Hundreds of thousands of injuries to ligaments, tendons or the joint capsule occur in the U.S. each year, resulting in significant reduction of quality of life for many patients [1]. Existing reconstruction techniques for torn tendons/ligaments result in significant morbidity and cannot fully recapitulate the native joint biomechanics, leading to secondary degeneration over time, such as premature osteoarthritis. Thus, tissue-engineered alternatives to current grafts, potentially using stem cells in combination with an appropriate scaffold, are greatly needed. In response, our laboratory is investigating a novel hydrogel system and a custom tensile bioreactor as an in-vitro model to study the formation of both fibrous (ligament) tissue and the ligament-bone interface.
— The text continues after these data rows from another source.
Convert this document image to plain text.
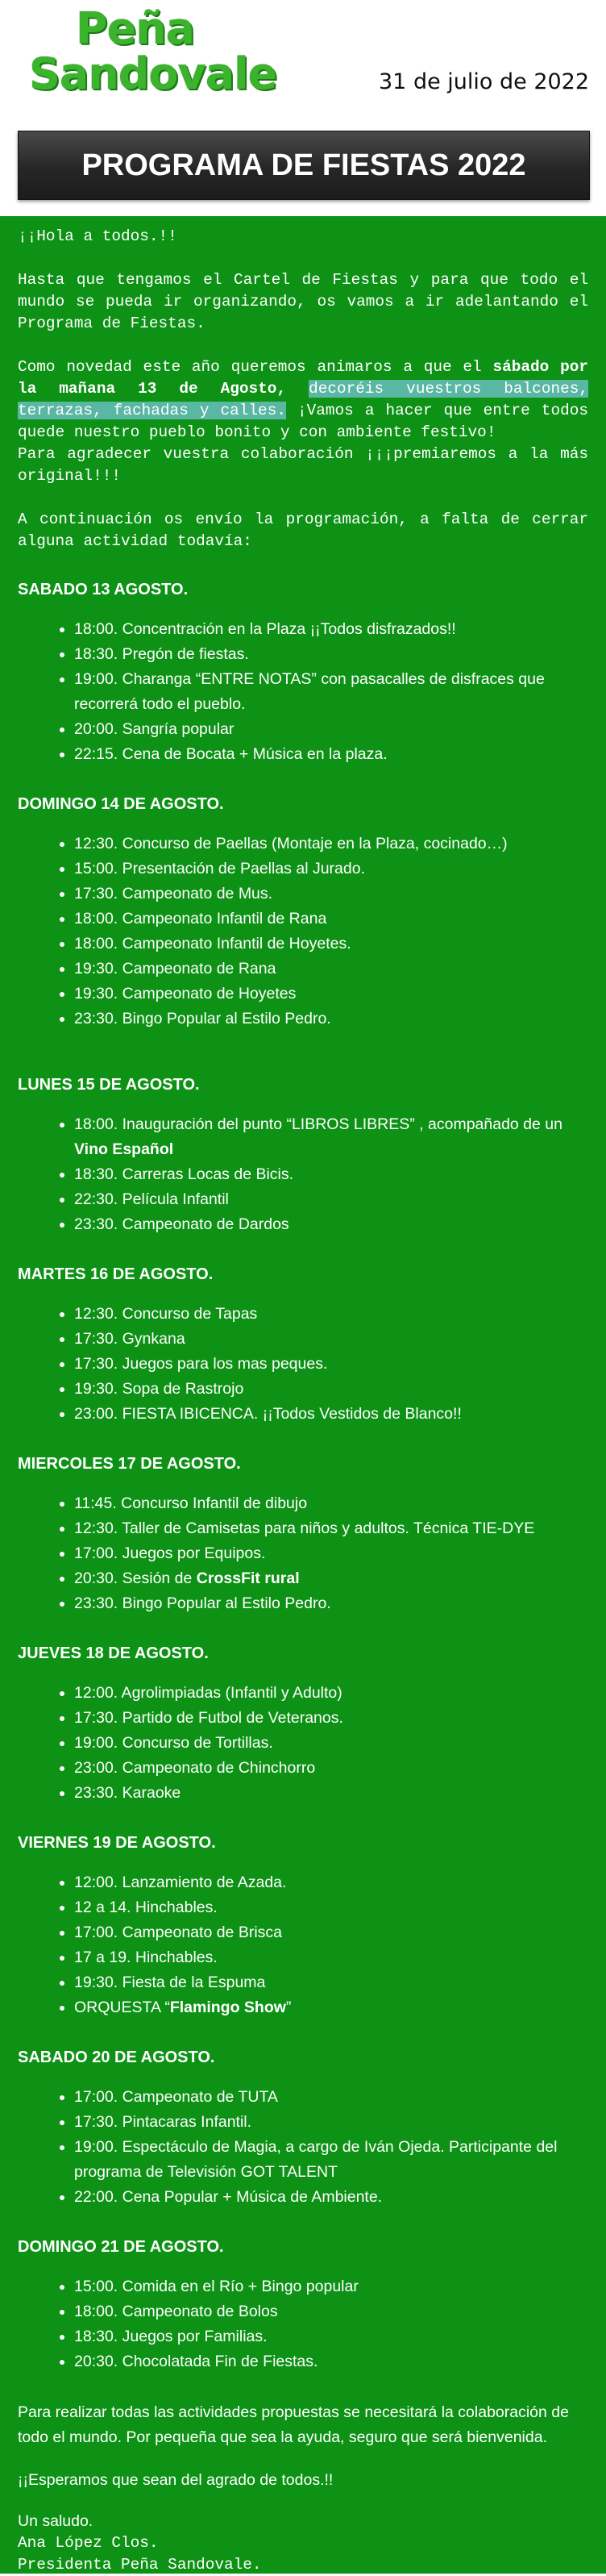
Peña
Sandovale	31 de julio de 2022
PROGRAMA DE FIESTAS 2022

¡¡Hola a todos.!!

Hasta que tengamos el Cartel de Fiestas y para que todo el mundo se pueda ir organizando, os vamos a ir adelantando el Programa de Fiestas.

Como novedad este año queremos animaros a que el sábado por la mañana 13 de Agosto, decoréis vuestros balcones, terrazas, fachadas y calles. ¡Vamos a hacer que entre todos quede nuestro pueblo bonito y con ambiente festivo!

Para agradecer vuestra colaboración ¡¡¡premiaremos a la más original!!!

A continuación os envío la programación, a falta de cerrar alguna actividad todavía:

SABADO 13 AGOSTO.

• 18:00. Concentración en la Plaza ¡¡Todos disfrazados!!
• 18:30. Pregón de fiestas.
• 19:00. Charanga “ENTRE NOTAS” con pasacalles de disfraces que recorrerá todo el pueblo.
• 20:00. Sangría popular
• 22:15. Cena de Bocata + Música en la plaza.

DOMINGO 14 DE AGOSTO.

• 12:30. Concurso de Paellas (Montaje en la Plaza, cocinado…)
• 15:00. Presentación de Paellas al Jurado.
• 17:30. Campeonato de Mus.
• 18:00. Campeonato Infantil de Rana
• 18:00. Campeonato Infantil de Hoyetes.
• 19:30. Campeonato de Rana
• 19:30. Campeonato de Hoyetes
• 23:30. Bingo Popular al Estilo Pedro.

LUNES 15 DE AGOSTO.

• 18:00. Inauguración del punto “LIBROS LIBRES” , acompañado de un Vino Español
• 18:30. Carreras Locas de Bicis.
• 22:30. Película Infantil
• 23:30. Campeonato de Dardos

MARTES 16 DE AGOSTO.

• 12:30. Concurso de Tapas
• 17:30. Gynkana
• 17:30. Juegos para los mas peques.
• 19:30. Sopa de Rastrojo
• 23:00. FIESTA IBICENCA. ¡¡Todos Vestidos de Blanco!!

MIERCOLES 17 DE AGOSTO.

• 11:45. Concurso Infantil de dibujo
• 12:30. Taller de Camisetas para niños y adultos. Técnica TIE-DYE
• 17:00. Juegos por Equipos.
• 20:30. Sesión de CrossFit rural
• 23:30. Bingo Popular al Estilo Pedro.

JUEVES 18 DE AGOSTO.

• 12:00. Agrolimpiadas (Infantil y Adulto)
• 17:30. Partido de Futbol de Veteranos.
• 19:00. Concurso de Tortillas.
• 23:00. Campeonato de Chinchorro
• 23:30. Karaoke

VIERNES 19 DE AGOSTO.

• 12:00. Lanzamiento de Azada.
• 12 a 14. Hinchables.
• 17:00. Campeonato de Brisca
• 17 a 19. Hinchables.
• 19:30. Fiesta de la Espuma
• ORQUESTA “Flamingo Show”

SABADO 20 DE AGOSTO.

• 17:00. Campeonato de TUTA
• 17:30. Pintacaras Infantil.
• 19:00. Espectáculo de Magia, a cargo de Iván Ojeda. Participante del programa de Televisión GOT TALENT
• 22:00. Cena Popular + Música de Ambiente.

DOMINGO 21 DE AGOSTO.

• 15:00. Comida en el Río + Bingo popular
• 18:00. Campeonato de Bolos
• 18:30. Juegos por Familias.
• 20:30. Chocolatada Fin de Fiestas.

Para realizar todas las actividades propuestas se necesitará la colaboración de todo el mundo. Por pequeña que sea la ayuda, seguro que será bienvenida.

¡¡Esperamos que sean del agrado de todos.!!

Un saludo.

Ana López Clos.

Presidenta Peña Sandovale.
In these studies, we examine the effect of tensile loading and the degradability of the surrounding environment on cellular morphology and tendon/ligament extracellular matrix (ECM) production by mesenchymal stem cells (MSCs). In particular, the response of MSCs embedded within hydrogels with varying degrees of susceptibility to degradation by collagenase is explored. In addition, proof-of-principle experiments are presented to extend this system to examine the effect of co-culture of multiple cell types on differentiation of MSCs in a milieu that mimics the bone-ligament insertion.